Ed Mortimer, executive director of Transportation Infrastructure at the U.S. Chamber of Commerce, said public-private partnerships are likely to always be part of the transportation funding solution but that only a small number of projects in densely populated areas can work as public-private partnerships. He estimated that there are “only about 10 percent of transportation projects that would even be amenable to P3s.”

Sources have also indicated that the administration’s infrastructure proposal will include mandated prevailing wage rates. That concession is thought to be necessary to bring Democrats on board with the plan.

Hurdles ahead for Trump's infrastructure plan

There will still be hurdles before this infrastructure plan is put into place.

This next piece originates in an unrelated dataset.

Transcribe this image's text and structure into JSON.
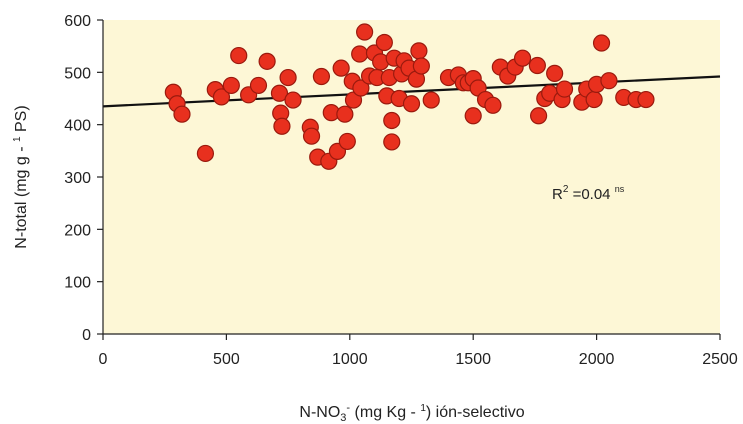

Senate Democrats contend that the president’s budget also proposes cutting the Department of Transportation’s infrastructure budget by more than 12 percent and the Army Corps of Engineers’ by more than 16 percent. Those Senate Democrats released an analysis showing a net cut to infrastructure programs of $145 billion over 10 years, including Amtrak, the Highway Trust Fund, and others.

The infrastructure proposal will be divided into four funding categories:

  1. Grants for rural areas to rebuild crippled bridges, roads, and waterways
  2. Loans for regionally or nationally significant projects
  3. Grants for states and cities to directly meet local transportation needs
  4. Incentive programs to help spur private sector investment in “transformative projects”

The administration has said it plans to have a legislative package ready by the third quarter. However, experts have suggested that even the Republican-controlled Congress may not support some of its proposed cuts. Senator Susan Collins (R-Maine), the lead appropriator on the Senate Appropriations panel that sets Department of Transportation spending said the appropriations committee would look at the president’s budget, but she expects that the committee will come up with its own approach, adding “in all the time that I’ve been here, I’ve never seen a single president’s budget survive the appropriations process.”

State and local governments, industry trade groups, and concerned citizens will certainly watch with great interest as the debate over the country’s infrastructure continues. Public-private partnerships remain a relatively new and seldom-used delivery method for projects, and all involved will need to gain expertise quickly to capitalize on the opportunities that are sure to exist in the coming years.